Le Monsieur magique

Camille Agard

Des aimants sortaient sans arrêt de sa bouche. Il pouvait captiver n’importe qui avec ça. S’il ne me posait pas de questions, je pourrais le contempler des heures en train de vivre et de parler.

J'ai rencontré un monsieur magique qui venait de tous les pays du monde et qui avait dans les cheveux un gressin mou. Il se fascinait pour l'univers des cacas-bites et des fesses-boudins. En toute disgrâce, il parvenait à déposer au creux d'une discussion commune, un zizi rose. Il savait parler des choses drôles avec un sérieux sans failles, et des choses sérieuses, avec un amusement qui prêtait à sourire.

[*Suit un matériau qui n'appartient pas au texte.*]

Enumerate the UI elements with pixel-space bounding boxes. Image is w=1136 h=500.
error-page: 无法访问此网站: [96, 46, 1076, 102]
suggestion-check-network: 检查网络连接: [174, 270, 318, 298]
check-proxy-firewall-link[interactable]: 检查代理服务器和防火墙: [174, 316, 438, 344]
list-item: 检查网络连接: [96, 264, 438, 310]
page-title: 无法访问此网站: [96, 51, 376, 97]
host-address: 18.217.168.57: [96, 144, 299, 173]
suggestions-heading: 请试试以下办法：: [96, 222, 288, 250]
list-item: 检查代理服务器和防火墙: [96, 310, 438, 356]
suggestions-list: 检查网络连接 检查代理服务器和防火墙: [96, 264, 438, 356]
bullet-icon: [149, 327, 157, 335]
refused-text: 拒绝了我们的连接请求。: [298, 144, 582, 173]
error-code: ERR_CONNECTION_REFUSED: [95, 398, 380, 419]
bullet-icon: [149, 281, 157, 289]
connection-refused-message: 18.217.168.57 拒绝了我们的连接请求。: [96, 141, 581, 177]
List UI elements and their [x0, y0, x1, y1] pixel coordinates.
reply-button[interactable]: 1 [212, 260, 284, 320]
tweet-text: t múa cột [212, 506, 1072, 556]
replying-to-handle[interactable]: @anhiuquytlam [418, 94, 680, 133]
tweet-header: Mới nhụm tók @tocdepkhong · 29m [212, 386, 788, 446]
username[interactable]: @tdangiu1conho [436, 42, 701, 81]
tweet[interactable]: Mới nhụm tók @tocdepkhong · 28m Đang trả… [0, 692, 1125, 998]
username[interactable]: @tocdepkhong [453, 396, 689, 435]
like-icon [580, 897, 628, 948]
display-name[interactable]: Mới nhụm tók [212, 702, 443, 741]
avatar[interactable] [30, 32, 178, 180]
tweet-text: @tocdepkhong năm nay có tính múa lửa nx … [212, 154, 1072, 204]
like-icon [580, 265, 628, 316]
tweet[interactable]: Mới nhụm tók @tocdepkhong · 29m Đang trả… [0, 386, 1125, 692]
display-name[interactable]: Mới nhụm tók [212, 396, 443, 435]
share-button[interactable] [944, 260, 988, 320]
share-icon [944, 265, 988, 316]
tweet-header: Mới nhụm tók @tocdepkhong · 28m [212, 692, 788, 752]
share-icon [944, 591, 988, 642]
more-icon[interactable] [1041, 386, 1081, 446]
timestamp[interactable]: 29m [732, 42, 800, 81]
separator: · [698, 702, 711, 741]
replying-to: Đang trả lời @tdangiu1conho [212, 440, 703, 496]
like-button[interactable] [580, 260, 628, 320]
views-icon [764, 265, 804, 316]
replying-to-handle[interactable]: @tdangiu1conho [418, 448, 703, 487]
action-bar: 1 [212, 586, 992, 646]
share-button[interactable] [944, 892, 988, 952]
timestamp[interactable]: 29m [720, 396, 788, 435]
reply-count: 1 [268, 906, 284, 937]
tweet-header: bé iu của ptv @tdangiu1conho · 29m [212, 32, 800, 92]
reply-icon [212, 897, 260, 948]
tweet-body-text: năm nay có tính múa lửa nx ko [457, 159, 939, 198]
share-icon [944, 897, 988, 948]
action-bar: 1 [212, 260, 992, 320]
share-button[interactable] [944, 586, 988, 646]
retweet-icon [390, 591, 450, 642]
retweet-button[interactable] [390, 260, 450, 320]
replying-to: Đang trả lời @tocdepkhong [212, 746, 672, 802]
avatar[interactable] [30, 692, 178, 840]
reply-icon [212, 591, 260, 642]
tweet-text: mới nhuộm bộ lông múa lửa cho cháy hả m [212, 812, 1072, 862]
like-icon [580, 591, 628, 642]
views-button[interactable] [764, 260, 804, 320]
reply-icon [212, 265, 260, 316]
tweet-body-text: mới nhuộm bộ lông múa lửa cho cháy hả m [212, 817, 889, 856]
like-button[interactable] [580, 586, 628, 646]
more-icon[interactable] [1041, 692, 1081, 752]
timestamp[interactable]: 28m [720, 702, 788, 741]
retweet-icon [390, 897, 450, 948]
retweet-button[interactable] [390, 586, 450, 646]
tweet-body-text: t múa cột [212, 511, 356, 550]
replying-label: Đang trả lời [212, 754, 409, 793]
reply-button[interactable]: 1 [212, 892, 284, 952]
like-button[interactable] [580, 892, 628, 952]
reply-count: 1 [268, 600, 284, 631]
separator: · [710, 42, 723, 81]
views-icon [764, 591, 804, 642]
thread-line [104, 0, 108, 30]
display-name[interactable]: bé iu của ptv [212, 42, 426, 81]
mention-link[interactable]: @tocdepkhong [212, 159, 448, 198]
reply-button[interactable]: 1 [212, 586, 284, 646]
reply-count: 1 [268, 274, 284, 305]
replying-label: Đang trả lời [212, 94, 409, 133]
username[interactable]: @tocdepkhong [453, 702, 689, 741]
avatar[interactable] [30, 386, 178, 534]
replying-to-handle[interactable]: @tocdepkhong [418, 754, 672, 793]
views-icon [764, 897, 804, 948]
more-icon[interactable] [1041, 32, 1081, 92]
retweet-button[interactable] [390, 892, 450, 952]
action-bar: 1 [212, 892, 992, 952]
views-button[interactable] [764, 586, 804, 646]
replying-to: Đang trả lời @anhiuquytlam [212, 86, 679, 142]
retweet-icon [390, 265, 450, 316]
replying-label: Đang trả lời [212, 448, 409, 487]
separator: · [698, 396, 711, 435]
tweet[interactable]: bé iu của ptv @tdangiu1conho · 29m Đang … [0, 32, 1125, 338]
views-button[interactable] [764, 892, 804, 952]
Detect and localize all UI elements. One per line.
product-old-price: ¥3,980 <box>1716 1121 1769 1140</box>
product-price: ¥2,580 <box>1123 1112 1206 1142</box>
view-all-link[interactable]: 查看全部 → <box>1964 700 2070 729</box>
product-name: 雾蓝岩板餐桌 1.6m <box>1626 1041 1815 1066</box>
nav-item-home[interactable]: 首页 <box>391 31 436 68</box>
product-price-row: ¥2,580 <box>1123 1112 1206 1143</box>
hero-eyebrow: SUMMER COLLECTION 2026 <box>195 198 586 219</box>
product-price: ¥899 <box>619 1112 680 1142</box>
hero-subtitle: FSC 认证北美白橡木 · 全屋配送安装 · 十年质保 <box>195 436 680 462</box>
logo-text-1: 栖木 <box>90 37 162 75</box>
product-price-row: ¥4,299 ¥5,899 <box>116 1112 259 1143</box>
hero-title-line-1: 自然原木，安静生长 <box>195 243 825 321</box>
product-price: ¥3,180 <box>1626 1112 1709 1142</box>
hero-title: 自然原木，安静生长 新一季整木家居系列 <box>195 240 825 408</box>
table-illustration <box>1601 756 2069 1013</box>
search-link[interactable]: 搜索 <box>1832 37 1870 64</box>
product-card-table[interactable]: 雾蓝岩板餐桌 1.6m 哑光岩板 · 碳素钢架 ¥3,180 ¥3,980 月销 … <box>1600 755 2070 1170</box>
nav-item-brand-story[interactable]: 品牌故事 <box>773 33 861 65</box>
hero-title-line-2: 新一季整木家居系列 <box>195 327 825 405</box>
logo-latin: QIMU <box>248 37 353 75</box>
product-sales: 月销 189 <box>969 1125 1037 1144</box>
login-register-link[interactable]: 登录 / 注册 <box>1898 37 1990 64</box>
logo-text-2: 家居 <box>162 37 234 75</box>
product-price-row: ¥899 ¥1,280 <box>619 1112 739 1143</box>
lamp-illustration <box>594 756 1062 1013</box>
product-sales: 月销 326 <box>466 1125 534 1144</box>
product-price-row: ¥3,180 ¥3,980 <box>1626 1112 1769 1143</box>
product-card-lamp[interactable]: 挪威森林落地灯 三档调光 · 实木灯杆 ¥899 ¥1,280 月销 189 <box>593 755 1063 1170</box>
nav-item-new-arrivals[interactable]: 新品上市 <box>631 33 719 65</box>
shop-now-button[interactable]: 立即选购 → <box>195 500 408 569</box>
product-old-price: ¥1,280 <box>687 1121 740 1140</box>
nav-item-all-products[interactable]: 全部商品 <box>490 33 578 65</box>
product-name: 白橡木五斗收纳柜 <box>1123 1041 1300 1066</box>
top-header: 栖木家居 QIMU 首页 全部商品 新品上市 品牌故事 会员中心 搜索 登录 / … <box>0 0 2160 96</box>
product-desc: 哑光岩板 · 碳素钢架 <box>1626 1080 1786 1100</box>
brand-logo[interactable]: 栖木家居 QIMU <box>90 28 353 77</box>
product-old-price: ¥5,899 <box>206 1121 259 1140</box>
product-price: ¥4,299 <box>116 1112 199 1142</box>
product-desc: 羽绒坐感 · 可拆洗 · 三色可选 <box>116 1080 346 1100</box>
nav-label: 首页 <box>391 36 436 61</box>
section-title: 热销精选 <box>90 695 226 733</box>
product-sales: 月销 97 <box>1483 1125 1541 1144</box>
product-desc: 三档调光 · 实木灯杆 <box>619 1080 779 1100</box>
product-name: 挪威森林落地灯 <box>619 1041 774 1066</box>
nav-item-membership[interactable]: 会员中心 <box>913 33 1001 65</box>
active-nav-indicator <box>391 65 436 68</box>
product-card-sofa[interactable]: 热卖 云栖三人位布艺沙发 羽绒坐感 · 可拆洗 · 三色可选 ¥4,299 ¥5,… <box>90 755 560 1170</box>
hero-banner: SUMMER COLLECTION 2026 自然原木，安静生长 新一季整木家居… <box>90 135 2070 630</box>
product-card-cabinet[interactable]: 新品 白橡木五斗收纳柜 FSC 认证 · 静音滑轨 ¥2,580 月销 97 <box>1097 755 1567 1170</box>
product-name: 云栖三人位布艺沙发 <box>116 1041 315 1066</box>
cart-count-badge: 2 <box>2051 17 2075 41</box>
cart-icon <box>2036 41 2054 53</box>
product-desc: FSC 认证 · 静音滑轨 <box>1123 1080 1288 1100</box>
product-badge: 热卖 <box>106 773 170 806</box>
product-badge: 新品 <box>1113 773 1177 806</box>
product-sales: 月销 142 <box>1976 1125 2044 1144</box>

J'ai plusieurs fois rencontré ce monsieur magique. Chaque fois, il portait ce même pull-gris-troué qui avait immédiatement accroché mon regard. Je n'ai jamais été tant intriguée et attirée par un vêtement si banal. Je pourrai assurément lire un roman entier sur le pull-gris-troué. J'ai imaginé que l'homme venait d'un autre espace-temps où le port du pull-gris-troué serait obligatoire, et qu'ainsi, il ne pouvait pas porter d'autres pulls.

Quoi qu'il en soit, l'apparence de ce monsieur s'effaçait rapidement de mon attention, -non pas que j'en fusse indifférente- mais parce que des aimants sortaient sans arrêt de sa bouche. Il pouvait captiver n'importe qui avec ça. S'il ne me posait pas de questions, je pourrais le contempler des heures en train de vivre et de parler.
Mais là, le temps de parole était humblement réparti entre nous, et nos phrases s'entrechoquaient rarement. Avec un tel fonctionnement, la discussion ne mourait jamais... Jusqu'à ce qu'une réalité qui m'était sortie de la tête, resurgisse, et qu'il faille manger/rentrer/dormir. Je haïssais cette réalité-là. Comment osait-elle interrompre un échange fortuné, qui avait commencé par le coucher de soleil d'un Paris flottant? Maintenant, elle plantait à nos pieds une nuit fatiguée, une lune grise morcelée, un nuage lourd et glacial.

Ça nous forçait à partir.

Les heures et les jours suivant chacune de ses rencontres, il me semblait que mon ventre réclamait de plus en plus sa présence. Comme un besoin naturel, j'avais faim, j'avais soif, j'avais sommeil. Je voulais posséder ce monsieur. Je voulais l'avoir captivé comme il m'avait captivé. Je l'aurais installé dans mon sac à dos, -sa taille n'aurait pas été un obstacle- et je l'aurais sorti chaque fois que mes pas rencontreraient l'incongru. Il aurait été là pour rigoler de ces chinois qui jouaient au badminton sur un passage clouté. Pour chanter Amsterdam dans le dos des cathédrales. Pour savourer les mêmes lignes d'Italo Calvino qui me faisaient frissonner.

Je ne sais toujours pas s'il était réel, ou bien si mon esprit l'avait crée de toutes pièces. Cependant, je doute que ma pensée soit vraiment capable d'engendrer un tel personnage.
Puissant.
Fou.
Petit.

Heureusement pour mon ventre capricieux, il m'arrive encore de croiser ce monsieur magique dans les rues de Paris. Souvent au Centre Pompidou. Souvent au coucher de soleil. Toujours dans un Paris flottant.